The global solar market has grown at a compound annual growth rate (CAGR) of 24% between 2010 and 2017. There is an undeniably leading role for solar PV as one of the central pillars of the global energy system of the future. Decentralized PV generating capacity is quickly becoming an integral feature of our built environment and mobility infrastructure.
To fulfill expected end market demand for PV modules and products, and for countries to meet their climate-protection goals, global solar manufacturing capacity will have to be vastly increased from the approximate 120 GW in place today. The need for low cost, high throughput, high yield, and energy efficient PV production technologies, in particular CIGS, is becoming increasingly urgent.
Thin film PV, and CIGS in particular, offers one of the most efficient semiconductor materials for the conversion of sunlight into electricity. Thin films require around one hundredth of the semiconductor material when compared to crystalline silicon (c-Si) – including polysilicon losses through mechanical sawing of silicon wafers: 2 micrometers (μm) of semiconductor material compared to 180 μm. CIGS PV’s material usage is thus low, presenting an inherent advantage to it and other thin film technologies.
Thin film PV exhibits an energy payback time of less than 12 months in most parts of the world, and six months in the Sun Belt region. This is a significant improvement on c-Si, which achieves an energy payback time of between 12 and 18 months.
In terms of carbon footprint, thin film PV has a very clear advantage over c-Si. While commoditized mono c-Si has a carbon footprint of 50–60 g CO2 equivalent/kilowatt hour of electricity, the carbon footprint of thin film PV is only 12–20 g CO2 equivalent/kilowatt hour.
This approaches the carbon footprint currently achieved by wind power of 10–12 g CO2 equivalent/kilowatt hour – a significant milestone, particularly given the wide range of applications for which solar PV is suitable.

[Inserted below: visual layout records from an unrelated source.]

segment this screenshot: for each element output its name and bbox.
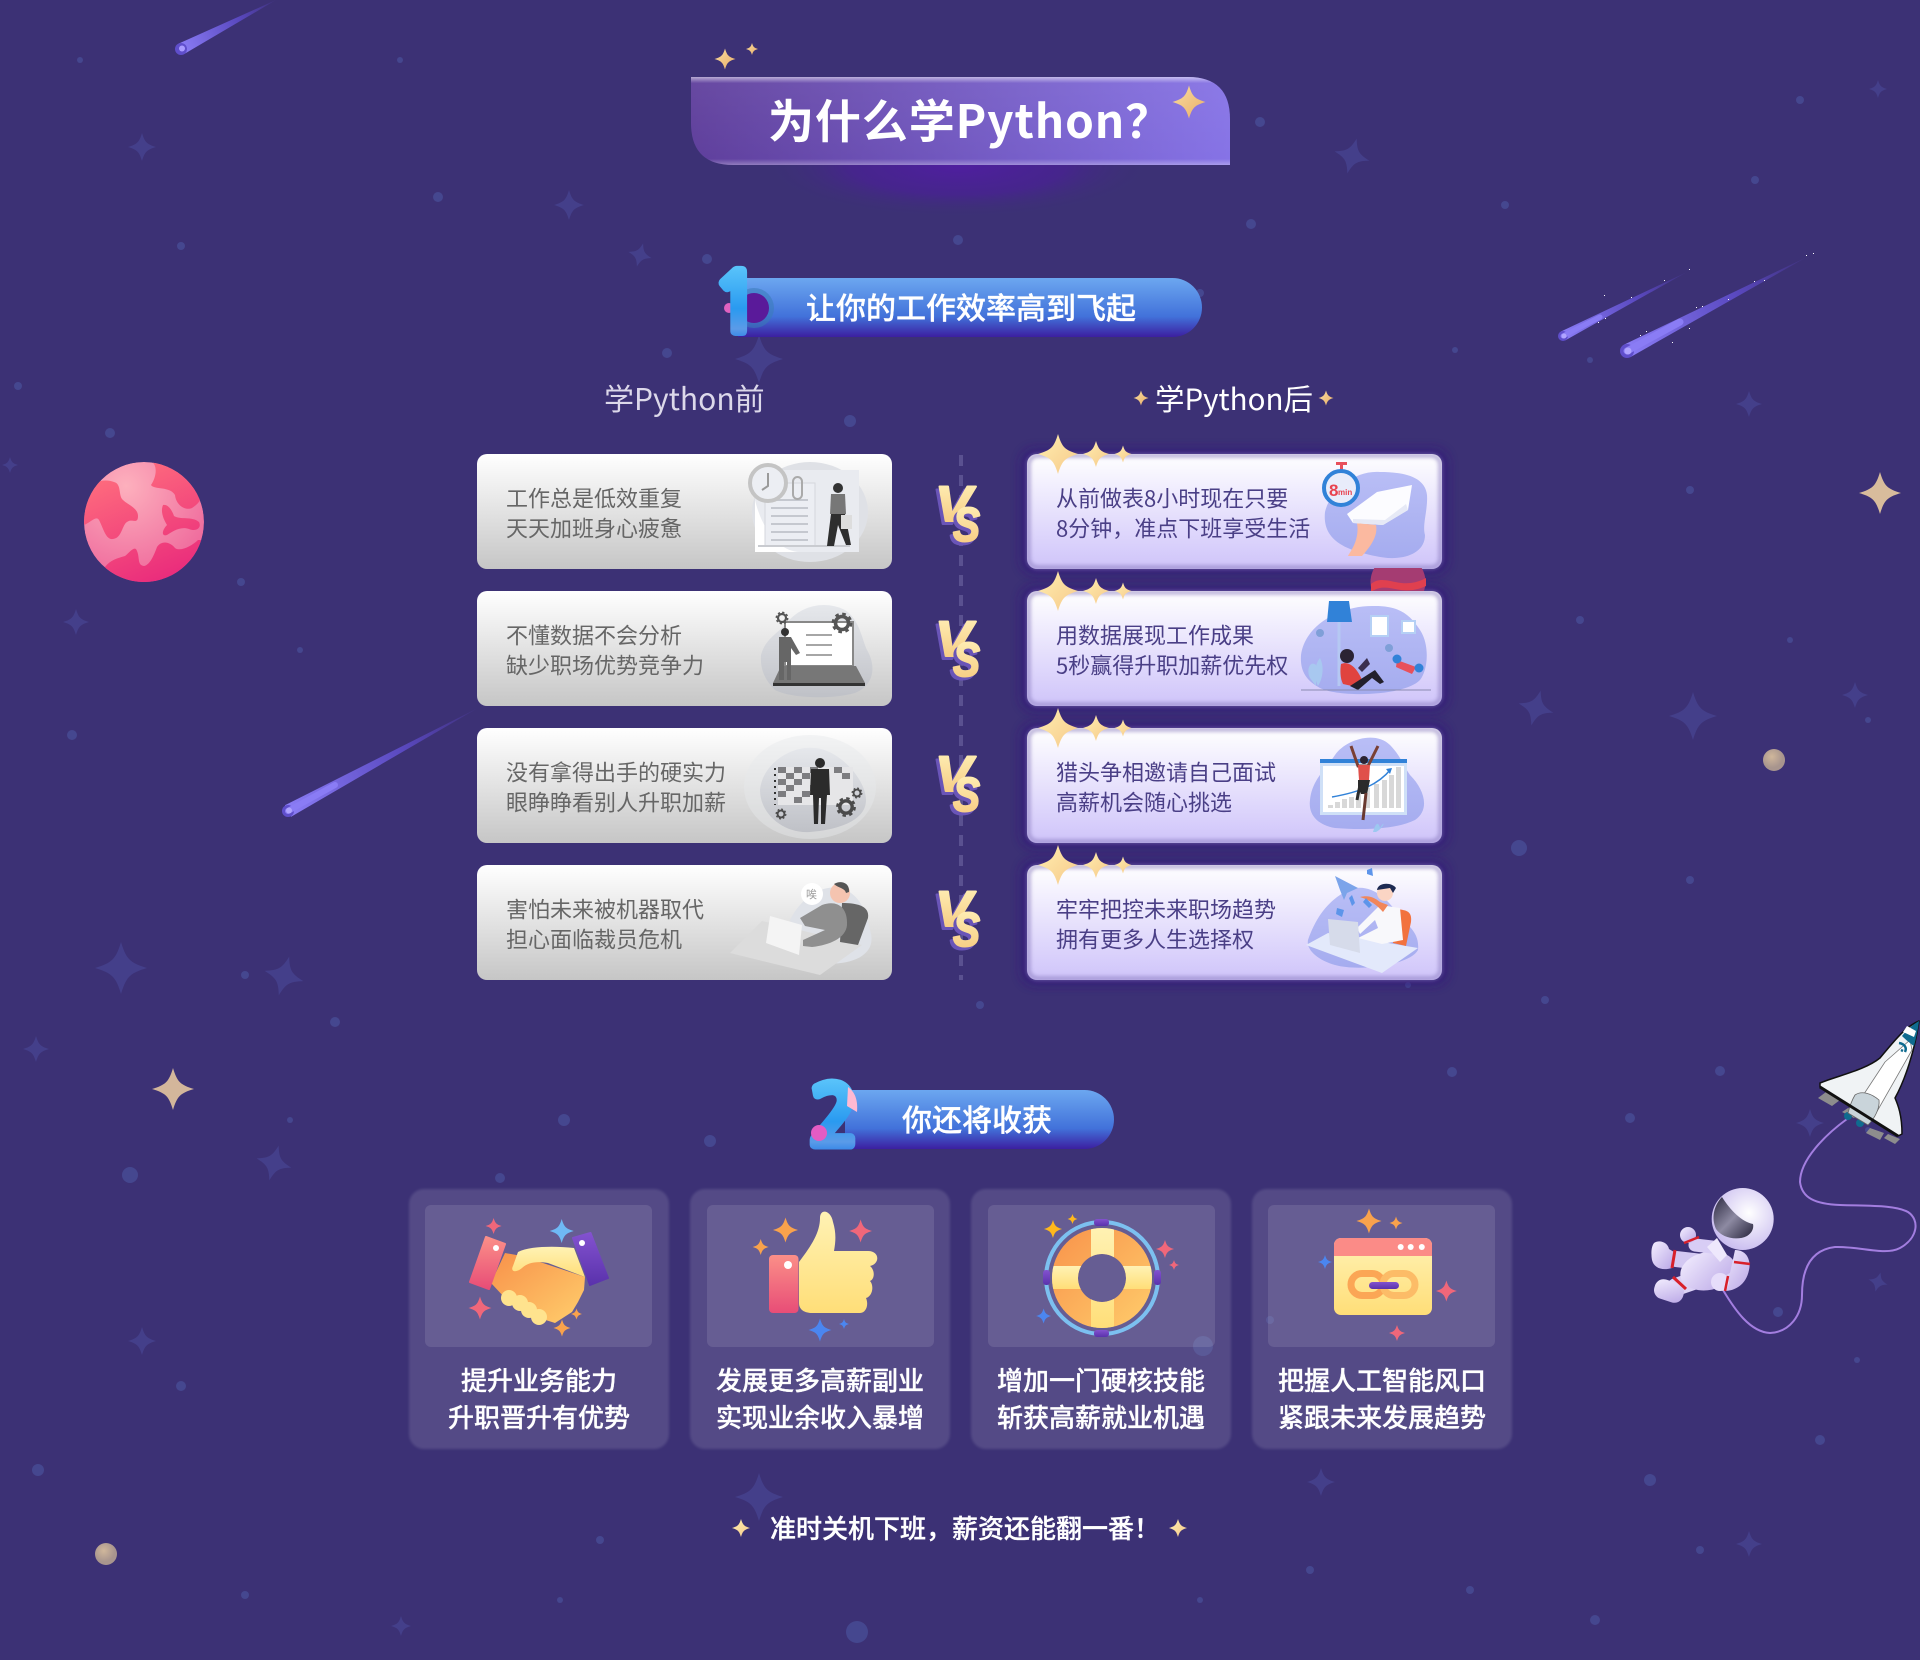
illustration: runner and chart [1310,738,1424,832]
number 2: 2 [809,1077,859,1158]
chest plate [1707,1238,1727,1262]
panel: benefit 2: 实现业余收入暴增 [716,1398,924,1435]
section 2 heading [809,1077,1114,1158]
panel: benefit 2 [690,1189,950,1449]
title banner [691,77,1230,165]
illustration: sighing person at laptop: 唉 [806,886,817,902]
panel: after card 4 [1021,845,1448,985]
panel: benefit 4: 紧跟未来发展趋势 [1278,1398,1486,1435]
panel: after card 2: 用数据展现工作成果 [1056,618,1254,650]
illustration: stopwatch and papers [1324,462,1427,558]
section 2 title text: 你还将收获 [902,1096,1052,1140]
illustration: sighing person at laptop [730,882,872,975]
footer slogan: 准时关机下班，薪资还能翻一番！ [770,1509,1160,1546]
illustration: laptop [761,605,872,697]
panel: benefit 4: 把握人工智能风口 [1278,1361,1486,1398]
astronaut [1651,1188,1774,1305]
icon: thumbs up [753,1212,877,1342]
illustration: stopwatch and papers: 8 [1329,481,1338,500]
section 1 title text: 让你的工作效率高到飞起 [806,284,1136,328]
section 1 heading [712,264,1202,345]
illustration: man with paper plane [1306,868,1418,973]
panel: before card 3 [477,728,892,843]
panel: after card 4: 牢牢把控未来职场趋势 [1056,892,1276,924]
vs 1 [935,476,980,552]
panel: before card 1 [477,454,892,569]
illustration: reading person [1301,601,1431,694]
title glow [816,165,1101,204]
illustration: person and checker wall [744,735,876,839]
panel: after card 4: 拥有更多人生选择权 [1056,922,1254,954]
illustration: clock and document [750,462,868,562]
column heading: before: 学Python前 [604,375,765,419]
panel: before card 1: 天天加班身心疲惫 [506,512,682,544]
panel: benefit 1: 提升业务能力 [461,1361,617,1398]
helmet [1712,1188,1774,1250]
panel: before card 3: 眼睁睁看别人升职加薪 [506,786,726,818]
panel: before card 4: 害怕未来被机器取代 [506,892,704,924]
column heading: after: 学Python后 [1155,377,1313,419]
icon: browser window with link [1318,1208,1457,1341]
visor [1714,1197,1753,1238]
panel: after card 1: 8分钟，准点下班享受生活 [1056,512,1310,544]
panel: after card 1: 从前做表8小时现在只要 [1056,482,1288,514]
icon: handshake [468,1218,608,1336]
panel: before card 4 [477,865,892,980]
icon: lifebuoy [1036,1214,1179,1337]
vs 2 [935,611,980,687]
panel: benefit 1 [409,1189,669,1449]
panel: before card 2 [477,591,892,706]
panel: before card 2: 缺少职场优势竞争力 [506,648,704,680]
panel: before card 2: 不懂数据不会分析 [506,618,682,650]
gold stars and dots decor [95,472,1901,1565]
title stars [714,43,758,70]
divider dashed [959,455,963,980]
panel: before card 1: 工作总是低效重复 [506,482,682,514]
lower leg and boot [1652,1277,1702,1305]
number 1: 1 [712,264,762,345]
panel: benefit 1: 升职晋升有优势 [448,1398,630,1435]
meteors [175,0,1814,817]
upper leg and boot [1651,1241,1702,1269]
panel: after card 3: 猎头争相邀请自己面试 [1056,756,1276,788]
panel: after card 1 [1021,434,1448,574]
panel: after card 2: 5秒赢得升职加薪优先权 [1056,648,1288,680]
torso [1677,1247,1739,1295]
vs 3 [935,746,980,822]
side arm [1711,1250,1750,1291]
panel: benefit 4 [1252,1189,1512,1449]
panel: after card 2 [1021,571,1448,711]
pink planet [84,462,204,590]
panel: before card 3: 没有拿得出手的硬实力 [506,756,726,788]
panel: before card 4: 担心面临裁员危机 [506,922,682,954]
raised arm [1680,1227,1712,1247]
panel: benefit 3: 增加一门硬核技能 [997,1361,1205,1398]
panel: benefit 2: 发展更多高薪副业 [716,1361,924,1398]
tether [1723,1119,1916,1333]
panel: after card 3 [1021,708,1448,848]
title text: 为什么学Python？ [768,86,1172,152]
panel: benefit 3 [971,1189,1231,1449]
vs 4 [935,881,980,957]
red planet between cards [1370,568,1426,591]
panel: after card 3: 高薪机会随心挑选 [1056,786,1232,818]
illustration: stopwatch and papers: min [1338,488,1352,497]
panel: benefit 3: 斩获高薪就业机遇 [997,1398,1205,1435]
space shuttle [1818,1021,1919,1144]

Recycling and end-of-life issues are becoming increasingly important as the global PV industry continues to scale. CIGS recycling processes are low impact and high value. The European Union, through its member states, is currently leading the way in providing a legislative and regulatory framework to close the loop in terms of PV module lifecycle management. Following a pattern established in other industries, it is likely that other jurisdictions will follow suit in the coming years. CIGS is ideally positioned to fulfill these end-of-life standards.